Arıtman Meclisi karıştırdı
Abone olCHP İzmir Milletvekili Canan Arıtman'ın, AK Parti'li milletvekillerine yönelik eleştirileri ortalığı karıştırdı
CHP İzmir Milletvekili Canan Arıtman'ın, AK Parti'li
milletvekilleri ve belediye başkanlarıyla ilgili sözleri TBMM Genel
Kurulunda tartışmaya neden oldu.
Töre ve namus cinayetleri ile kadınlara ve çocuklara yönelik
şiddetin nedenlerinin araştırılması amacıyla kurulan Meclis
Araştırma Komisyonu raporu, TBMM Genel Kurulunda görüşülüyor.

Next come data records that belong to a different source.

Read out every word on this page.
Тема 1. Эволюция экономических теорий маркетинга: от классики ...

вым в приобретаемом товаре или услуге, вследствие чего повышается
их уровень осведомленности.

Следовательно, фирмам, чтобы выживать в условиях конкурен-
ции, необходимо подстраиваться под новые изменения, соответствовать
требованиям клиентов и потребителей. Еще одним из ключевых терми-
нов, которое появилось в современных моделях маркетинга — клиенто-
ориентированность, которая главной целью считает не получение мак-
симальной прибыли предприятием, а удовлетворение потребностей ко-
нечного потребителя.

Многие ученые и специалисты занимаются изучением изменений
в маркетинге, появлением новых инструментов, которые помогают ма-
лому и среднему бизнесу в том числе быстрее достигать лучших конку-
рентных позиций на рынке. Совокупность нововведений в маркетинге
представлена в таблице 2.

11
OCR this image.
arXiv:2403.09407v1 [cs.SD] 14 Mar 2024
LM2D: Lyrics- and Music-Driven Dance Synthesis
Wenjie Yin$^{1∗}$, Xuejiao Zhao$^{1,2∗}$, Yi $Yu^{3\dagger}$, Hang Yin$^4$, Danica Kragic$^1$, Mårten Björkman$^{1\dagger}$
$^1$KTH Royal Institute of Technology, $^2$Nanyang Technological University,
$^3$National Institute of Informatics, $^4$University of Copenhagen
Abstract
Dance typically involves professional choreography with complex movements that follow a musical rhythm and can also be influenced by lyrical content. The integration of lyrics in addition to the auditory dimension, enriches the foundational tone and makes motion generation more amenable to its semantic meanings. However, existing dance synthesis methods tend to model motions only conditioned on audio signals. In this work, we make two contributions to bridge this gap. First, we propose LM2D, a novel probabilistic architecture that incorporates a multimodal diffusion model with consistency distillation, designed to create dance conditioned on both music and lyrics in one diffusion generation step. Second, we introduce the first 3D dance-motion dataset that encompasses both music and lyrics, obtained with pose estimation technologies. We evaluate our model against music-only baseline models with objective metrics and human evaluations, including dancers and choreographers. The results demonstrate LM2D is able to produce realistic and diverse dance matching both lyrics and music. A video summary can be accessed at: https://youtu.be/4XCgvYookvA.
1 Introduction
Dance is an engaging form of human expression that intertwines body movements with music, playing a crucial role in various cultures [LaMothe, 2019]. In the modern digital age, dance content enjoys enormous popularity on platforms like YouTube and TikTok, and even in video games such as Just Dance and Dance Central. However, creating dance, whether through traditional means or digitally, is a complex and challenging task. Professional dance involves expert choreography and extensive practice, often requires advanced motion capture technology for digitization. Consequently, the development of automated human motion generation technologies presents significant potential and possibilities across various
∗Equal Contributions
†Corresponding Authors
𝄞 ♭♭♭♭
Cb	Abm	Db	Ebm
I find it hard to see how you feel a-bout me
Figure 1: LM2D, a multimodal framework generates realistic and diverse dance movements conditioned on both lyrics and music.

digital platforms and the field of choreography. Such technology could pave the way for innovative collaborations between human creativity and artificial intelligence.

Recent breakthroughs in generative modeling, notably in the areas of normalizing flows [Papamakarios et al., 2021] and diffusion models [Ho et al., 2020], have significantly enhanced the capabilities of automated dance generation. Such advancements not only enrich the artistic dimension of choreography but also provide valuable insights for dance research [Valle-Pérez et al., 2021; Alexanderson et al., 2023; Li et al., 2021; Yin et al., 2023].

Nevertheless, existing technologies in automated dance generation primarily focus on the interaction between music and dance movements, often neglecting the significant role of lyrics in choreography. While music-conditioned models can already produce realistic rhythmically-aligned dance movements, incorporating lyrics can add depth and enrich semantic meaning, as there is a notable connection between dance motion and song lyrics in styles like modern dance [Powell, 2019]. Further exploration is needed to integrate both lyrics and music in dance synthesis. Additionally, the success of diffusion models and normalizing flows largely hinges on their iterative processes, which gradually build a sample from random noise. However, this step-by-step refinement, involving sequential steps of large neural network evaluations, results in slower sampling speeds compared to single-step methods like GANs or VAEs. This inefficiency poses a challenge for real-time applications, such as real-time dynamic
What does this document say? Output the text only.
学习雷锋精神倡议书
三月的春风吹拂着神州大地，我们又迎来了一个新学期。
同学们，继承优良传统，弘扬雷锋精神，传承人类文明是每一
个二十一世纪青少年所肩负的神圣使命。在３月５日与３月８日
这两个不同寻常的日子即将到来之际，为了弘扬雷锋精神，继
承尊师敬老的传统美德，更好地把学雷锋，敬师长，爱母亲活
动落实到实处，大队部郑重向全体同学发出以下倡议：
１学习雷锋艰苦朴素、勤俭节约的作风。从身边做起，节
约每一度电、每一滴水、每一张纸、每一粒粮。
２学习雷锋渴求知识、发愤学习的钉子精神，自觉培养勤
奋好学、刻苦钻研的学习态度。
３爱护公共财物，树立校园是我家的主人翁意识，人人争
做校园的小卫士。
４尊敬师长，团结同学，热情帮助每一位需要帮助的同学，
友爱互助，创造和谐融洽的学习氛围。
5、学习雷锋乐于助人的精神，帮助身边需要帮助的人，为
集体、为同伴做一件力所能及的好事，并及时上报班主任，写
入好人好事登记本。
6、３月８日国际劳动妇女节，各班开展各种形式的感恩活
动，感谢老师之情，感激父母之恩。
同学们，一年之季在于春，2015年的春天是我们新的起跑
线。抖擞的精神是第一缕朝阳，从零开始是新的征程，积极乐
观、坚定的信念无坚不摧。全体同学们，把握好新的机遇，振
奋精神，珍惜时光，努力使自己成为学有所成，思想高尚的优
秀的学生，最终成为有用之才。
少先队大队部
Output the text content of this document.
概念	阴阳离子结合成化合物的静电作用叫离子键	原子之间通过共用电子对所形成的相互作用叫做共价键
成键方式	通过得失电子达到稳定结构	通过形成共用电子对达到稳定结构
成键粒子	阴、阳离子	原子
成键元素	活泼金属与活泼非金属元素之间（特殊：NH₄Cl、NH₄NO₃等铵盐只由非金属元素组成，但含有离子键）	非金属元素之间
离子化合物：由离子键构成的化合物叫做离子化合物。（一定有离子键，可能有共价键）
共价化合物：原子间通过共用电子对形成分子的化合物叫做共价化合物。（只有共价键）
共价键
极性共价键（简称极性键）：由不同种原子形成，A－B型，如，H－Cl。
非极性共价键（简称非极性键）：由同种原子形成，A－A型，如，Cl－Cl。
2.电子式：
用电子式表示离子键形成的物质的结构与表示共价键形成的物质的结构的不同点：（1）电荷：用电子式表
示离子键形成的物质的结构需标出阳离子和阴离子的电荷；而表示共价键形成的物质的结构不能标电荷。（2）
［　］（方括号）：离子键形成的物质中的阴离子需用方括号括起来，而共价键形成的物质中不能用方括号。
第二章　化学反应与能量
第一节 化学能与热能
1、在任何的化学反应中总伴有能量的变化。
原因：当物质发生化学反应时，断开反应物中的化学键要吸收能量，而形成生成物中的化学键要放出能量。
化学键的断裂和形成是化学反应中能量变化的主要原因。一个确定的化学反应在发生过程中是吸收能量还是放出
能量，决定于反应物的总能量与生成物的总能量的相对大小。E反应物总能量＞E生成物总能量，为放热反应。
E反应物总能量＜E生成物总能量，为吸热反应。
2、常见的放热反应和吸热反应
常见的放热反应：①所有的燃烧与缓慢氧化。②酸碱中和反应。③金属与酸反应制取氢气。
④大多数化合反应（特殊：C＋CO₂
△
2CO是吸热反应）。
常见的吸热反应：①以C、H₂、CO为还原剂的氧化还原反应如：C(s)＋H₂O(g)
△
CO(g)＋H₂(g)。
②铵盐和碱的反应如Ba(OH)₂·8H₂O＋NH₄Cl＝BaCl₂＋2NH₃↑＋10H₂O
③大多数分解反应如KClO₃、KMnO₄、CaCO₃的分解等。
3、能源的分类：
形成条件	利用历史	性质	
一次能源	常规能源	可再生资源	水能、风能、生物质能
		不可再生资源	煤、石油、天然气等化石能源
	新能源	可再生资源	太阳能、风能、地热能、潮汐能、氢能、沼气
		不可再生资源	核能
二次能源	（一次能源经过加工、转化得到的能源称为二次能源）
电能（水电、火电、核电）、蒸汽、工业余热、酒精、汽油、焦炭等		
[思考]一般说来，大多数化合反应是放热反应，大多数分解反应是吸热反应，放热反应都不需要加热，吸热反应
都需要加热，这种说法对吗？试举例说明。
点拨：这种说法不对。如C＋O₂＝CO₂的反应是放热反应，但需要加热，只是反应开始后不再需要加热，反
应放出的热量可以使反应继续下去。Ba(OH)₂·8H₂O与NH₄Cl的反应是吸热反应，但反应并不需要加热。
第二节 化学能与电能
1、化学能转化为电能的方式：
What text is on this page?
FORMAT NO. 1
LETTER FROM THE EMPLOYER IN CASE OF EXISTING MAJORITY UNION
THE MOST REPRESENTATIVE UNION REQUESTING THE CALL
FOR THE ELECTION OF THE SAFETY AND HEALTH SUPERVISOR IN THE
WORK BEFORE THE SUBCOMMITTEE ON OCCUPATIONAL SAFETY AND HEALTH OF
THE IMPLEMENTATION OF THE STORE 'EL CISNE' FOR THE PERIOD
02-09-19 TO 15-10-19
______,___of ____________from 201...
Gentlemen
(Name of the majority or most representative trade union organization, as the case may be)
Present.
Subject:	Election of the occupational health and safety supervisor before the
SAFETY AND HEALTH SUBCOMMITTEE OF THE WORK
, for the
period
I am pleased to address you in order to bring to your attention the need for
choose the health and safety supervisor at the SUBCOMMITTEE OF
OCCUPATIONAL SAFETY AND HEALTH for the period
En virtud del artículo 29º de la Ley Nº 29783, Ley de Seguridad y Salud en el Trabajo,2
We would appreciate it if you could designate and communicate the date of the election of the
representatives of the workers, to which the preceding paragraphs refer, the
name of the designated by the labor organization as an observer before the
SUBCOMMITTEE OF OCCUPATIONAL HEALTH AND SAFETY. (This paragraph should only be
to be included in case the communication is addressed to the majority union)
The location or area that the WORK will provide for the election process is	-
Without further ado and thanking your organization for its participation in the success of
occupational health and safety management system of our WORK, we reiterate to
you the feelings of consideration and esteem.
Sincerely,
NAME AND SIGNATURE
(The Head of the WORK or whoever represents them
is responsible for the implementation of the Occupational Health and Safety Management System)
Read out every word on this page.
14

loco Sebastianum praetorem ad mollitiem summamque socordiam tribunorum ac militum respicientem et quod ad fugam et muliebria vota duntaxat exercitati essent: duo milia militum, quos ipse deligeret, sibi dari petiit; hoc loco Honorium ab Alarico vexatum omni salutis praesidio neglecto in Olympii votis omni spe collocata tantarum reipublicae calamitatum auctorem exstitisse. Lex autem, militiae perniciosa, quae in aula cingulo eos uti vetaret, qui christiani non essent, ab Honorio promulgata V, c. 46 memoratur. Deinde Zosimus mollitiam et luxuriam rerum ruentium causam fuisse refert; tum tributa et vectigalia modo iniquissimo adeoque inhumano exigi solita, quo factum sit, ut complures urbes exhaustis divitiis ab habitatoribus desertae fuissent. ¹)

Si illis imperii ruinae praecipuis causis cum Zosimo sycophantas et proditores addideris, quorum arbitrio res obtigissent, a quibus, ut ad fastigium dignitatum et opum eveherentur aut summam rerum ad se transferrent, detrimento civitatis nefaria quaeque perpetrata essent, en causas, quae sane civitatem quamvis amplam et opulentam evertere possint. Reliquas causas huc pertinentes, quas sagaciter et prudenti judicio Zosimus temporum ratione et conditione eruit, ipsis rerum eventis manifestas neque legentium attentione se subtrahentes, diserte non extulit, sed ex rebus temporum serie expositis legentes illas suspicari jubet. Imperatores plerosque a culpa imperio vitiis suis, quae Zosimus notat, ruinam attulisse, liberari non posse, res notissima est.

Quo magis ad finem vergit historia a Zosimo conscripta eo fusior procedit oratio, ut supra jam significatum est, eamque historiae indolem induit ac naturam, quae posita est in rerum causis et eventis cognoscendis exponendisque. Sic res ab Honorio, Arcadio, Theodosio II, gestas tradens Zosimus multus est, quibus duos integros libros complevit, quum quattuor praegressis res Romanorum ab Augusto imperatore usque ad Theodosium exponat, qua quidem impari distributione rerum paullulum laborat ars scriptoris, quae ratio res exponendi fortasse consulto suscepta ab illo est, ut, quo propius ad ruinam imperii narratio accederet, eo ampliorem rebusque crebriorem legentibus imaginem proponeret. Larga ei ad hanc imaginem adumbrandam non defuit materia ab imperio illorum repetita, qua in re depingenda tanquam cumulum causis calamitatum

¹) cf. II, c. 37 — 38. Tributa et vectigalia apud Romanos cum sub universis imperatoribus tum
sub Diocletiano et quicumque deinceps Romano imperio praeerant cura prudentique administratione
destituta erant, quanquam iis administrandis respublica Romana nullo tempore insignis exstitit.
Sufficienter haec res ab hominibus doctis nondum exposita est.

Önerge sahibi olarak söz alan CHP Adana Milletvekili Nevin Gaye
Erbatur, kadın ve çocuklara yönelik şiddetin toplumsal bir yara
olduğunu ve bunun önlenmesine yönelik tedbirleri devletin alması
gerektiğini söyledi.
Töre ve namus cinayetlerinin nedenleri iyi algılanmadan, sorunun
çözülemeyeceğini anlatan Erbatur, esas mücadele ve savaşın,
''kadına mal olarak değer biçen, onun üzerinde tam bir hakimiyet
kurma hakkını kendinde gören, kadını kapatan, toplumsal bağını
kesen'', zihniyetin değiştirilmesine yönelik olması gerektiğini
söyledi.
Kadın ve erkek eşitliğinin toplumun her alanında sağlanması
gerektiğini ifade eden Erbatur, göstermelik sözler ve etkisiz
önlemlerle yasak savılmamasını istedi. Erbatur, ''Siyasi partiler
ve Meclis, kadına yönelik şiddete, aile içi şiddete kayıtsız
kaldıkça, bu şiddet daha da artacaktır. Meclisi, bu konuda göreve
çağırıyorum. Artık boş sözlerle kaybedecek zaman yoktur'' diye
konuştu.
AK Parti Aydın Milletvekili Semiha Öyüş de önerge sahibi olarak
yaptığı konuşmada, dünyanın her yerinde kadın ve çocukların şiddete
maruz kaldıklarını söyledi. Türkiye'nin, kadın ve çocukların
şiddete uğradığı ülkeler arasında ilk sıralarda yer aldığını ifade
eden Öyüş, bu şiddetin önlenmesi için adeta bir seferberliğe
ihtiyaç olduğunu kaydetti.
CHP İzmir Milletvekili Canan Arıtman ise töre ve namus
cinayetlerine, ''cinsiyet ayrımcılığı cinayetleri'' demenin daha
doğru olacağını belirterek, kadın ve şiddetlere yönelik
cinayetlerin, en ağır insan hakları ihlalleri olduğunu ifade etti.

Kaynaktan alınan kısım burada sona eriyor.